# Confine cat but not people



## Betsy Mercado (Apr 11, 2008)

We will soon have a new member of the household.  We'd like to confine the cat to half the house but allow people to roam freely.  A doggy gate won't work since cats can jump over one.  We have a long, standard width hallway where we can put in some temporary "doorway" (the cat will be here less than a year).  I looked at according doors but they are not very pleasing to the eye.  A permanent door is out as I want to limit damage to the hallway.  Any ideas?


----------



## Square Eye (Apr 12, 2008)

A permanent door is about the only way to go. 
Maybe a bi-fold door would work? 
A bi-fold door mounts using a minimum amount of framing and brackets. A track at the top and a bracket at the bottom.
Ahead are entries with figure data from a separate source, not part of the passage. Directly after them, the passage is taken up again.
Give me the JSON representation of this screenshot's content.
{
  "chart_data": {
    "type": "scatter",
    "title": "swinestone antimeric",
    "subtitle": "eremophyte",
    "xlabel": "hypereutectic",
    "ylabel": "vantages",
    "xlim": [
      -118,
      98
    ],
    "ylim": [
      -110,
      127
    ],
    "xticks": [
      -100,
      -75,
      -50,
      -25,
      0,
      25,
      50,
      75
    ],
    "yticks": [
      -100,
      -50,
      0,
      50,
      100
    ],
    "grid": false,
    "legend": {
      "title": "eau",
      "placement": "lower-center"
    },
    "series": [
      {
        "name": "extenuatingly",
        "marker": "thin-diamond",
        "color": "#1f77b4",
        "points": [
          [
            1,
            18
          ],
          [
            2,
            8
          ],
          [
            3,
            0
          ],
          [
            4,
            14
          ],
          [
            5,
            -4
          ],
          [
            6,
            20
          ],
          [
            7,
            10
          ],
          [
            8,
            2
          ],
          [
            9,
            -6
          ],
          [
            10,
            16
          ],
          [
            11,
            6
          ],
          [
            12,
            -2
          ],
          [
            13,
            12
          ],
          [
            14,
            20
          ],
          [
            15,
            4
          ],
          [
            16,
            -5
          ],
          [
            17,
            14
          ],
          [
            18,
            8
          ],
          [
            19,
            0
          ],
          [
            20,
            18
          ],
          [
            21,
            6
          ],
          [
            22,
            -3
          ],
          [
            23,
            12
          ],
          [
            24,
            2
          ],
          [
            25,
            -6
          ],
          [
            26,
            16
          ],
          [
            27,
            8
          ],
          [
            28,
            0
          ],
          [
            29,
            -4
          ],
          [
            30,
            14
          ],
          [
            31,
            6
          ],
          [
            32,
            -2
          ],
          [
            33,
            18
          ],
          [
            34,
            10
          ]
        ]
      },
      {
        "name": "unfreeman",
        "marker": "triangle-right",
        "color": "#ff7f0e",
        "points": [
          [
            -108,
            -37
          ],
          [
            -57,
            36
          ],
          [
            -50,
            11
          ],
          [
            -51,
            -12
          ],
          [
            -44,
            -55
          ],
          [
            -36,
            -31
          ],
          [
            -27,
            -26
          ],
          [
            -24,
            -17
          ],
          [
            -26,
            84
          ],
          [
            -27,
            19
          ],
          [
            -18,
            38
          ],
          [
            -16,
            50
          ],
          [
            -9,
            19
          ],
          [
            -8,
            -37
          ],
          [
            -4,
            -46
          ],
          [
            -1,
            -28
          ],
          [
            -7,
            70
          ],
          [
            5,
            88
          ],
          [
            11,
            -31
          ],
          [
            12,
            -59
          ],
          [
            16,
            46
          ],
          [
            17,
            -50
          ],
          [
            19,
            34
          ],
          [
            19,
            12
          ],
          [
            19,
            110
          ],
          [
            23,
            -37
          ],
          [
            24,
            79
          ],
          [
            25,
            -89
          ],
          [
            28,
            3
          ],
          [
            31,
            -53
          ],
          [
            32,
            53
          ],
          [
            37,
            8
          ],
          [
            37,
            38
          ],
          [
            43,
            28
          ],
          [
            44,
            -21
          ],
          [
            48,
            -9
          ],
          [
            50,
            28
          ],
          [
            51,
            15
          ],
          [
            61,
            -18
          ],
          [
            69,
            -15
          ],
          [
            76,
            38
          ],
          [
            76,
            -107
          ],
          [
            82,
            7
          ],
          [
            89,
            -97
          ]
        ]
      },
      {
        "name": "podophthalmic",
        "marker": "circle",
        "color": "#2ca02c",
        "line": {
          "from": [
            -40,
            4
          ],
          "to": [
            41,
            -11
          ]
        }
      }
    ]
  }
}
The trick is, to find a door that matches the width of the opening. 
If you end up having to frame in the opening, you'd be just as well off using a standard door.


----------



## guyod (Apr 12, 2008)

i never thought the day would come that i would say this but an accordion style plastic door would work perfect if you could find one wide enough and your cat was not strong enough to push through the magnetic latch. they are only $40 and attach with just a couple small screws. you might need to add a temp header so that you have something to attach the track to.


----------



## inspectorD (Apr 12, 2008)

Cruel...electric collars.

Or you just put in a door and install it over the existing sheetrock. Then it's not to much to remove and patch the small screw holes and paint when you remove it.
Just a little insurance because that way you know the cat will not get through, otherwise by using a Rube Goldberg contraption you may have a new emergency.


Good luck


----------



## glennjanie (Apr 12, 2008)

Welcome Betsy Mercado:
One more suggestion is a screen door. You still get the open feeling, air flow and the security for the cat.
Glenn


----------



## shan2themax (Apr 13, 2008)

Being a cat person myself and owning many... I can tell you that if the cat wants to the other side of the house... He/she will get there... the only thing you are going to be able to do is to put a real door there or put the cat outside.... I have an accordian type door at my laundry room, that is where the litter box is.... they can get the door open, the kids forget and close it and the cats are in there in seconds...


----------



## TileGuy (Apr 14, 2008)

shan2themax said:


> Being a cat person myself and owning many... I can tell you that if the cat wants to the other side of the house... He/she will get there... the only thing you are going to be able to do is to put a real door there or put the cat outside.... I have an accordian type door at my laundry room, that is where the litter box is.... they can get the door open, the kids forget and close it and the cats are in there in seconds...



Agree 100% with this.


You could always get a leash that stops just short of where you want it to!   lol  just playing   j/k


----------



## shan2themax (Apr 29, 2008)

TileGuy said:


> Agree 100% with this.
> 
> 
> You could always get a leash that stops just short of where you want it to!   lol  just playing   j/k



I actually had to call the fire dept when I was twelve because my mom had a cat on a leash and he went up a tree with the leash attatched..... (I was humiliated ... wrapped in a blanket in 90 degree weather so noone could see me)  as if that wasnt obvious...lol


----------